Deux semaines de négociations entre le régime
issu du coup d'Etat du 30 avril 1999 et un regroupement de
petits partis d'opposition n'ont pas abouti à
l'ouverture souhaitée par certains partisans du
colonel Azali, mais vivement rejetée par d'autres.
Ces négociations étaient menées
grâce à la médiation d'une mission de la
Francophonie conduite par le Nigérien André
Salifou, pour tenter de rapprocher les positions entre le
pouvoir et l'opposition.
Ce nouveau gouvernement comprend, outre M. Madi, 13
ministres, dont huit nouveaux.
M. Madi, qui avait été nommé à
la place de M. Bianrifi Tarmidi, a éprouvé les
pires difficultés à composer son
équipe.
La CSN (Coordination de Salut National), la coalition
de petits mouvements politiques qui soutient le pouvoir du
colonel Azali, n'appréciait guère une
ouverture en direction de l'opposition,
considérée pourtant comme décisive par
une partie des officiers.
"Nous avons préparé le dîner et ce sont
nos adversaires qu'on voudrait inviter à la table des
convives", ironisait un membre de la CSN.

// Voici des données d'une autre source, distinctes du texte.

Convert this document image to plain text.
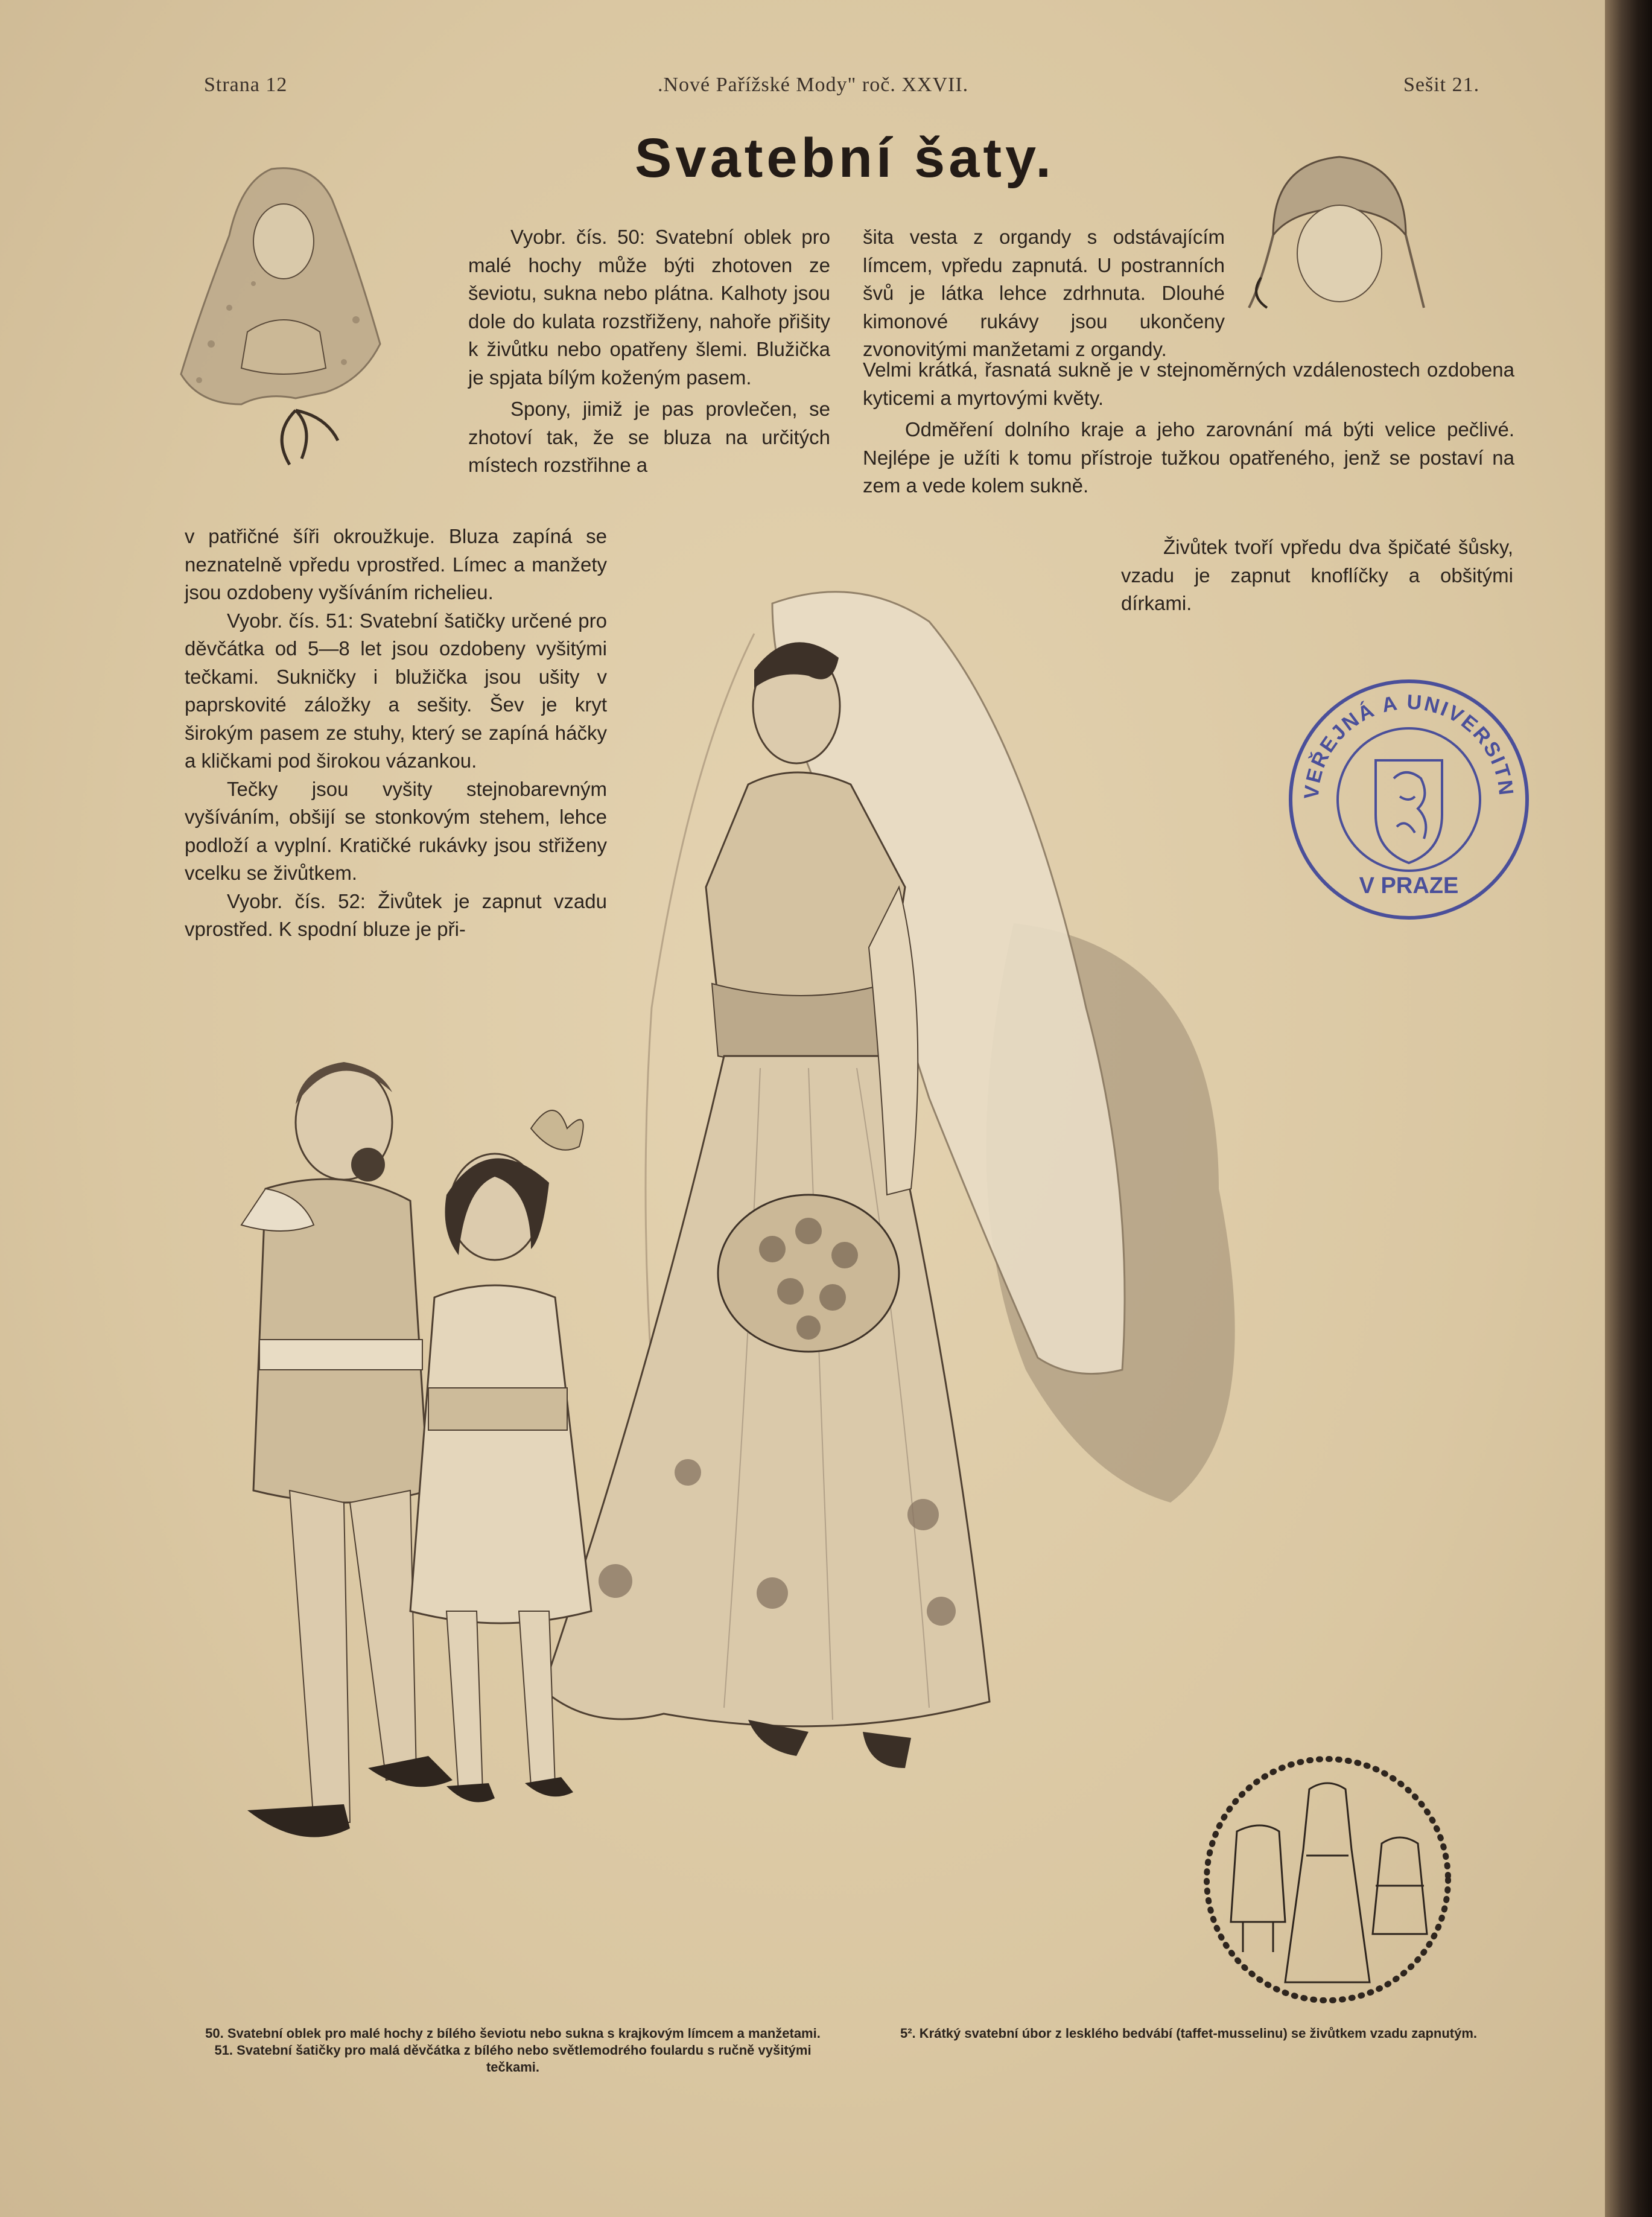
Strana 12	.Nové Pařížské Mody" roč. XXVII.	Sešit 21.
Svatební šaty.

Vyobr. čís. 50: Svatební oblek pro malé hochy může býti zhotoven ze ševiotu, sukna nebo plátna. Kalhoty jsou dole do kulata rozstřiženy, nahoře přišity k živůtku nebo opatřeny šlemi. Blužička je spjata bílým koženým pasem.

Spony, jimiž je pas provlečen, se zhotoví tak, že se bluza na určitých místech rozstřihne a

v patřičné šíři okroužkuje. Bluza zapíná se neznatelně vpředu vprostřed. Límec a manžety jsou ozdobeny vyšíváním richelieu.

Vyobr. čís. 51: Svatební šatičky určené pro děvčátka od 5—8 let jsou ozdobeny vyšitými tečkami. Sukničky i blužička jsou ušity v paprskovité záložky a sešity. Šev je kryt širokým pasem ze stuhy, který se zapíná háčky a kličkami pod širokou vázankou.

Tečky jsou vyšity stejnobarevným vyšíváním, obšijí se stonkovým stehem, lehce podloží a vyplní. Kratičké rukávky jsou střiženy vcelku se živůtkem.

Vyobr. čís. 52: Živůtek je zapnut vzadu vprostřed. K spodní bluze je při-

šita vesta z organdy s odstávajícím límcem, vpředu zapnutá. U postranních švů je látka lehce zdrhnuta. Dlouhé kimonové rukávy jsou ukončeny zvonovitými manžetami z organdy.

Velmi krátká, řasnatá sukně je v stejnoměrných vzdálenostech ozdobena kyticemi a myrtovými květy.

Odměření dolního kraje a jeho zarovnání má býti velice pečlivé. Nejlépe je užíti k tomu přístroje tužkou opatřeného, jenž se postaví na zem a vede kolem sukně.

Živůtek tvoří vpředu dva špičaté šůsky, vzadu je zapnut knoflíčky a obšitými dírkami.

VEŘEJNÁ A UNIVERSITNÍ KNIHOVNA
V PRAZE

50. Svatební oblek pro malé hochy z bílého ševiotu nebo sukna s krajkovým límcem a manžetami.

51. Svatební šatičky pro malá děvčátka z bílého nebo světlemodrého foulardu s ručně vyšitými tečkami.

5². Krátký svatební úbor z lesklého bedvábí (taffet-musselinu) se živůtkem vzadu zapnutým.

Les partisans de l'ouverture vers l'opposition estimaient
quant eux qu'elle constituerait une condition
nécessaire pour une sortie honorable de
l'armée de la crise institutionnelle.
La nomination de ce gouvernement "fermé", selon un
membre de l'opposition, intervient alors que la crise
séparatisme ouverte par la déclaration
unilatérale de l'île d'Anjouan en 1997, n'a
toujours pas trouvé de solution. Les travaux
piétinent entre représentants des trois
îles qui formaient l'ancienne République
Fédérative Islamique des Comores (RFIC)
chargés d'élaborer une nouvelle constitution
plus fédéraliste, en vertu d'un accord de
réconciliation signé le 28 août dernier
entre les pouvoirs militaires de Moroni et d'Anjouan.